In the end our patients and we as providers, we are privileged that we have three compounds that clearly prolong overall survival. In the beginning we asked ourselves the question does it really make sense to treat men who are asymptomatic just because of their PSA dynamics and now non-metastatic CRPC. Now we can confirm the guideline recommendations that early treatment really makes sense in prostate cancer, we can prolong men’s lives by initiating therapy early. This is a very important result. The three compounds are all great and it really depends on the healthcare context, where your practice is based, which drug you can prescribe. For example, in my country I have the opportunity to use all three compounds and I’m happy to do so and to use all three of them.
These M0 CRPC men, they are still niche and this niche is diminishing because we do use a lot of next gen imaging, especially at hormone sensitive disease stages. With all three drugs, they are really well tolerated and certainly they are alerted or sensitised that apalutamide can lead to some rash which is easily being taken care of but with enzalutamide and the other two drugs do pay attention to cardiovascular events and collaboration with oncologists if needed. But darolutamide, the newest compound, I do have a little bit limited experience because I was only able to prescribe the drug from the beginning of May this year, it was not available before. But it looks very easily tolerated by the patients.

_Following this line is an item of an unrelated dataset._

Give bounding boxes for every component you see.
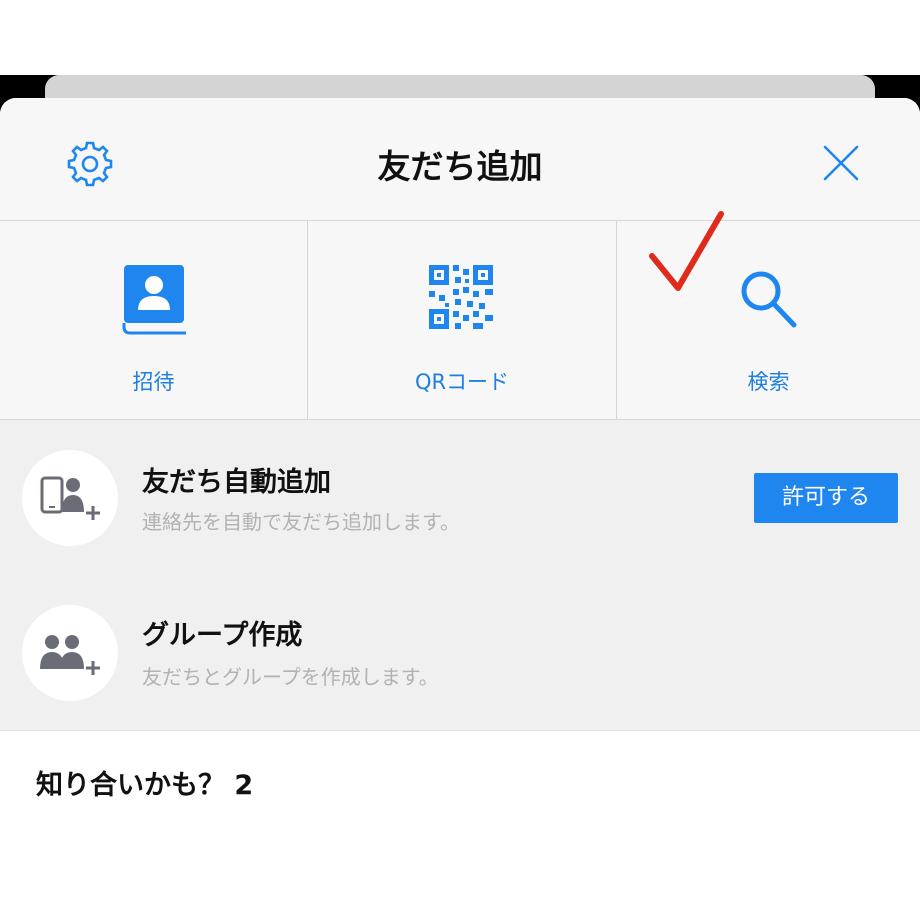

With all the discussions of next generation imaging it is important to always ask yourself whether imaging would make a difference. I personally believe that in these men with non-metastatic CRPC and a short PSA doubling time imaging in general does not really impact on my treatment decision. So if men are qualified for treatment with apalutamide, enzalutamide or darolutamide, I’m happy to prescribe it because I know it’s well tolerated and it prolongs overall survival. PET imaging should have been done earlier at the time of hormone sensitive biochemical recurrence or, in the case of my country, later on when we decide whether PSMA radioligand therapy is an opportunity for that patient.
So whenever you think of imaging ask yourself first does it make a difference or not. I believe that in nm-CRPC its value is limited because we now have three great drugs that I’m happy to prescribe.